Cell injury due to loss of Ca²⁺ homeostasis correlates with blebbing of plasma membranes involving cytoskeletal proteins, Ca²⁺ ions and Ca²⁺dependent proteases[18]. The cytoskeletal protein is therefore expected to be a target for cytoplasmic calcium ions that promote changes in cell shape. Most of the known cytoskeletal receptors for calcium are associated with the actin filament system and these may be important in regulating many types of cell motility, including locomotion, phagocytosis, and secretion. Cytosolic free Ca²⁺ plays an increasingly important and fundamental role in the control of membrane permeability and cellular response to stimulation. Channel of discrete unitary conductance and selectivity activated by increased cytosolic free Ca²⁺ are responsible for K⁺ efflux transfer and Na⁺ influx, respectively. The elevation of mitochondrial Ca²⁺ influences mitochondrial respiration by changing activities of three matrix enzymes, pyruvate dehydrogenase, 2-oxoglutarate dehydrogenase and isocitrate dehydrogenase. Ca²⁺ activates proteases and endonucleases. Ca²⁺ enhances formation of active oxygen species, etc.

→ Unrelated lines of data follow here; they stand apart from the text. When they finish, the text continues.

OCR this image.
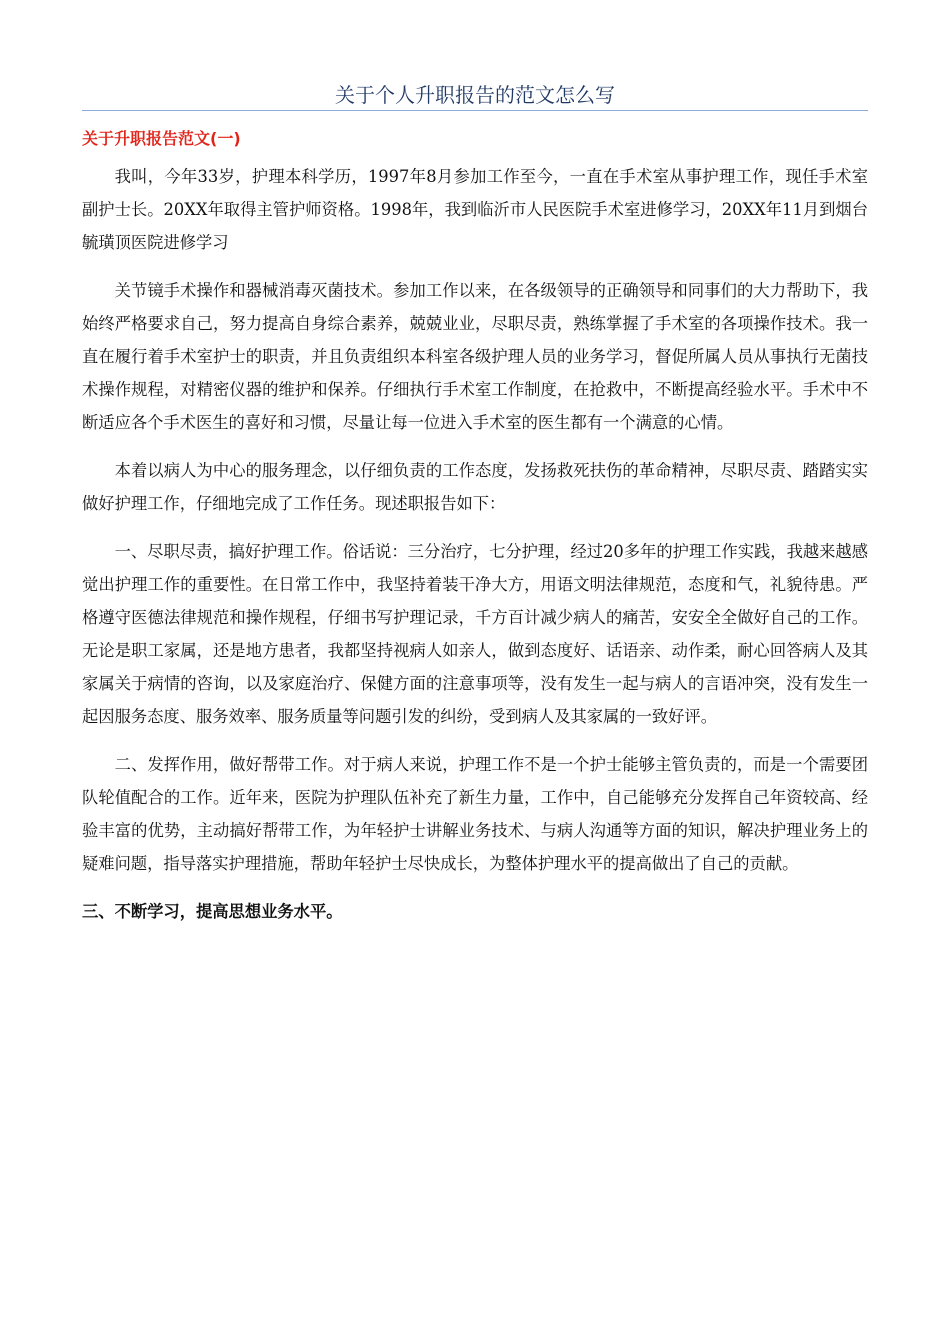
关于个人升职报告的范文怎么写
关于升职报告范文(一)

我叫，今年33岁，护理本科学历，1997年8月参加工作至今，一直在手术室从事护理工作，现任手术室副护士长。20XX年取得主管护师资格。1998年，我到临沂市人民医院手术室进修学习，20XX年11月到烟台毓璜顶医院进修学习

关节镜手术操作和器械消毒灭菌技术。参加工作以来，在各级领导的正确领导和同事们的大力帮助下，我始终严格要求自己，努力提高自身综合素养，兢兢业业，尽职尽责，熟练掌握了手术室的各项操作技术。我一直在履行着手术室护士的职责，并且负责组织本科室各级护理人员的业务学习，督促所属人员从事执行无菌技术操作规程，对精密仪器的维护和保养。仔细执行手术室工作制度，在抢救中，不断提高经验水平。手术中不断适应各个手术医生的喜好和习惯，尽量让每一位进入手术室的医生都有一个满意的心情。

本着以病人为中心的服务理念，以仔细负责的工作态度，发扬救死扶伤的革命精神，尽职尽责、踏踏实实做好护理工作，仔细地完成了工作任务。现述职报告如下：

一、尽职尽责，搞好护理工作。俗话说：三分治疗，七分护理，经过20多年的护理工作实践，我越来越感觉出护理工作的重要性。在日常工作中，我坚持着装干净大方，用语文明法律规范，态度和气，礼貌待患。严格遵守医德法律规范和操作规程，仔细书写护理记录，千方百计减少病人的痛苦，安安全全做好自己的工作。无论是职工家属，还是地方患者，我都坚持视病人如亲人，做到态度好、话语亲、动作柔，耐心回答病人及其家属关于病情的咨询，以及家庭治疗、保健方面的注意事项等，没有发生一起与病人的言语冲突，没有发生一起因服务态度、服务效率、服务质量等问题引发的纠纷，受到病人及其家属的一致好评。

二、发挥作用，做好帮带工作。对于病人来说，护理工作不是一个护士能够主管负责的，而是一个需要团队轮值配合的工作。近年来，医院为护理队伍补充了新生力量，工作中，自己能够充分发挥自己年资较高、经验丰富的优势，主动搞好帮带工作，为年轻护士讲解业务技术、与病人沟通等方面的知识，解决护理业务上的疑难问题，指导落实护理措施，帮助年轻护士尽快成长，为整体护理水平的提高做出了自己的贡献。

三、不断学习，提高思想业务水平。
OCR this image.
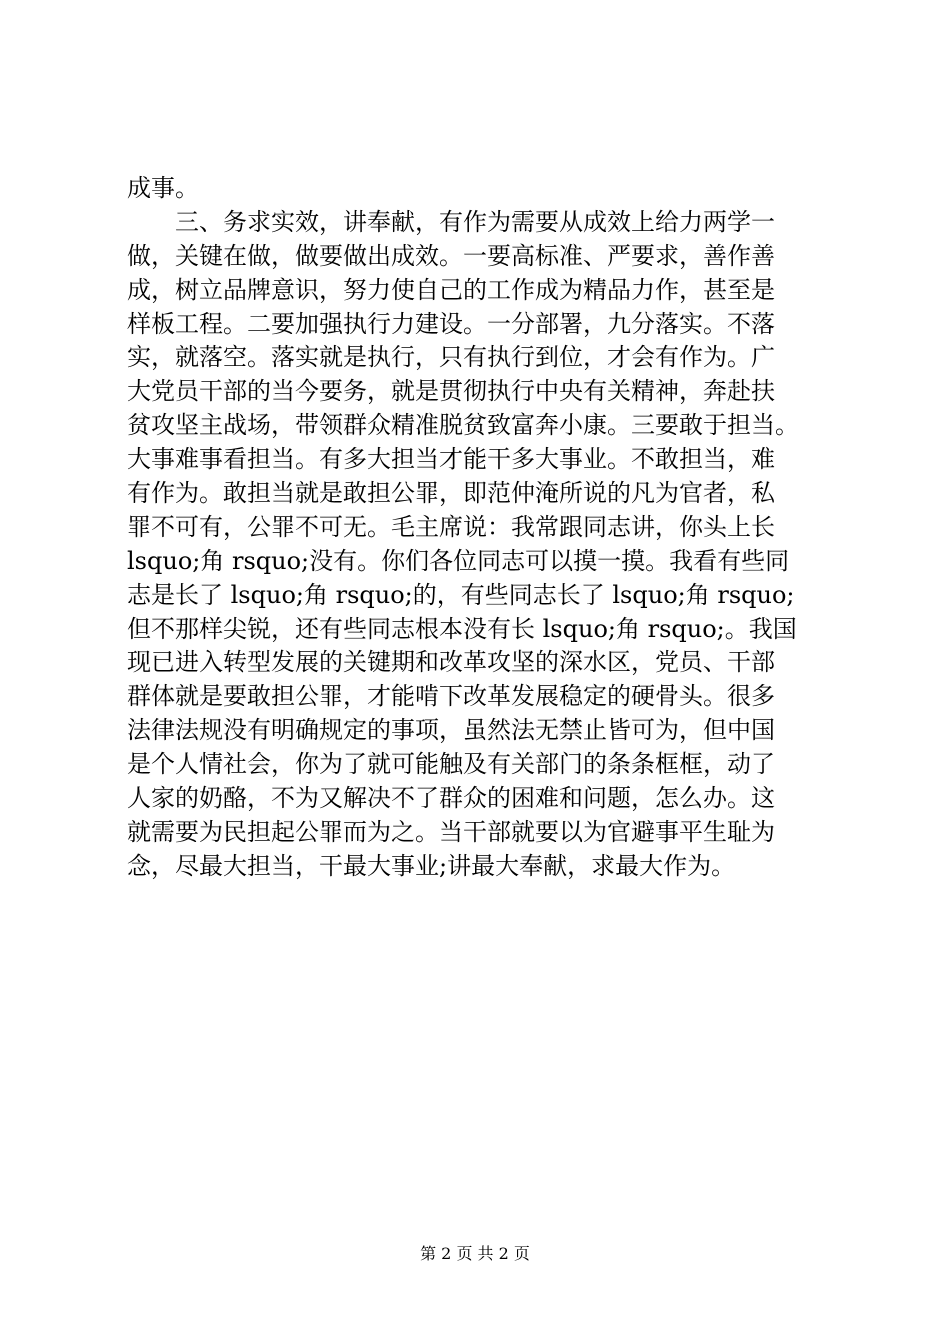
成事。
　　三、务求实效，讲奉献，有作为需要从成效上给力两学一
做，关键在做，做要做出成效。一要高标准、严要求，善作善
成，树立品牌意识，努力使自己的工作成为精品力作，甚至是
样板工程。二要加强执行力建设。一分部署，九分落实。不落
实，就落空。落实就是执行，只有执行到位，才会有作为。广
大党员干部的当今要务，就是贯彻执行中央有关精神，奔赴扶
贫攻坚主战场，带领群众精准脱贫致富奔小康。三要敢于担当。
大事难事看担当。有多大担当才能干多大事业。不敢担当，难
有作为。敢担当就是敢担公罪，即范仲淹所说的凡为官者，私
罪不可有，公罪不可无。毛主席说：我常跟同志讲，你头上长
lsquo;角 rsquo;没有。你们各位同志可以摸一摸。我看有些同
志是长了 lsquo;角 rsquo;的，有些同志长了 lsquo;角 rsquo;
但不那样尖锐，还有些同志根本没有长 lsquo;角 rsquo;。我国
现已进入转型发展的关键期和改革攻坚的深水区，党员、干部
群体就是要敢担公罪，才能啃下改革发展稳定的硬骨头。很多
法律法规没有明确规定的事项，虽然法无禁止皆可为，但中国
是个人情社会，你为了就可能触及有关部门的条条框框，动了
人家的奶酪，不为又解决不了群众的困难和问题，怎么办。这
就需要为民担起公罪而为之。当干部就要以为官避事平生耻为
念，尽最大担当，干最大事业;讲最大奉献，求最大作为。
第 2 页 共 2 页
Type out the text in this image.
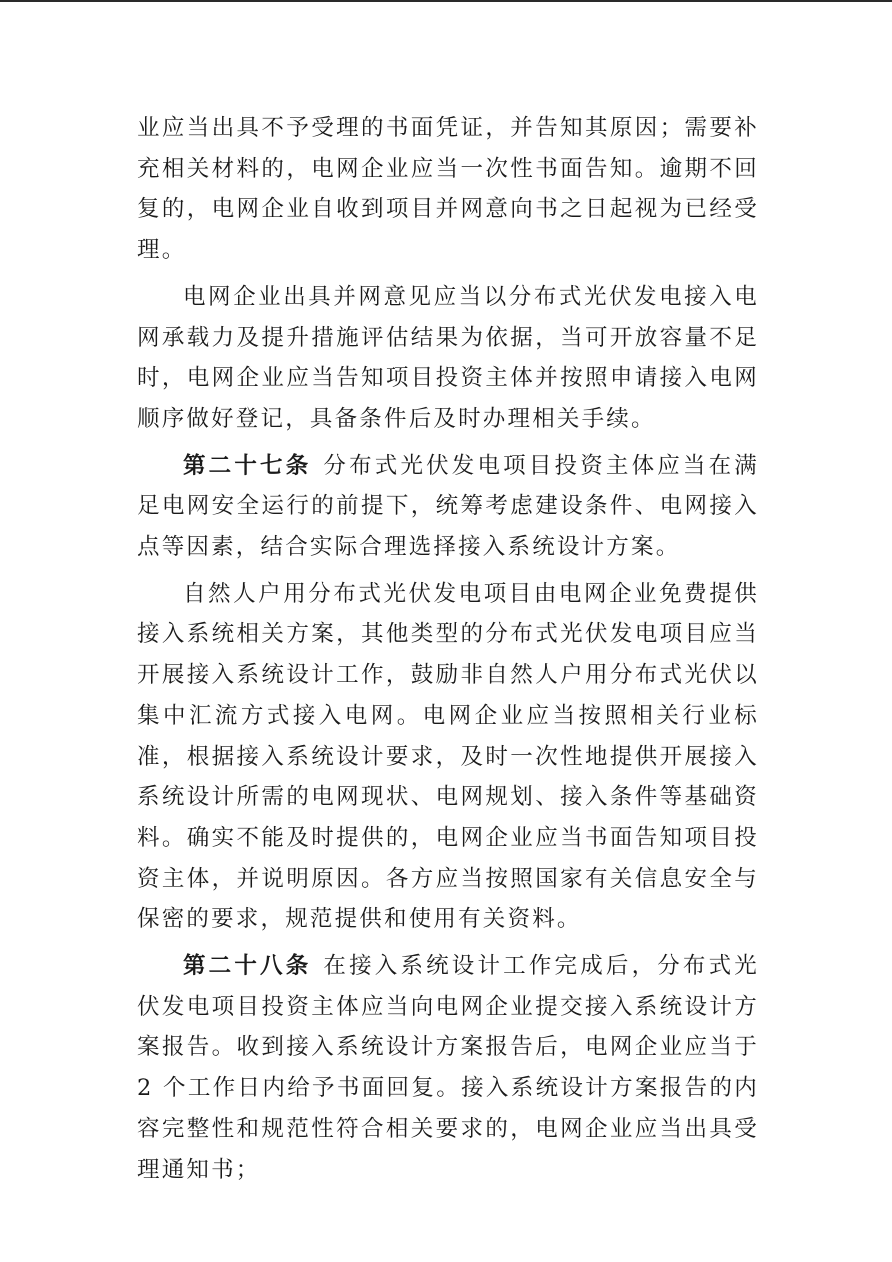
业应当出具不予受理的书面凭证，并告知其原因；需要补充相关材料的，电网企业应当一次性书面告知。逾期不回复的，电网企业自收到项目并网意向书之日起视为已经受理。

电网企业出具并网意见应当以分布式光伏发电接入电网承载力及提升措施评估结果为依据，当可开放容量不足时，电网企业应当告知项目投资主体并按照申请接入电网顺序做好登记，具备条件后及时办理相关手续。

第二十七条 分布式光伏发电项目投资主体应当在满足电网安全运行的前提下，统筹考虑建设条件、电网接入点等因素，结合实际合理选择接入系统设计方案。

自然人户用分布式光伏发电项目由电网企业免费提供接入系统相关方案，其他类型的分布式光伏发电项目应当开展接入系统设计工作，鼓励非自然人户用分布式光伏以集中汇流方式接入电网。电网企业应当按照相关行业标准，根据接入系统设计要求，及时一次性地提供开展接入系统设计所需的电网现状、电网规划、接入条件等基础资料。确实不能及时提供的，电网企业应当书面告知项目投资主体，并说明原因。各方应当按照国家有关信息安全与保密的要求，规范提供和使用有关资料。

第二十八条 在接入系统设计工作完成后，分布式光伏发电项目投资主体应当向电网企业提交接入系统设计方案报告。收到接入系统设计方案报告后，电网企业应当于 2 个工作日内给予书面回复。接入系统设计方案报告的内容完整性和规范性符合相关要求的，电网企业应当出具受理通知书；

Sugimura et al[19] found that calcium channel blocking agent inhibits the production of radical intermediates during metabolism of halothane. These results suggest that calcium can activate the metabolism of halothane. Thus, we consider that the viscous circle of peroxidation activated by radical intermediates and elevation of cytosolic calcium may be the basis of halothane -induced hepatotoxicity under hypoxic internal environment.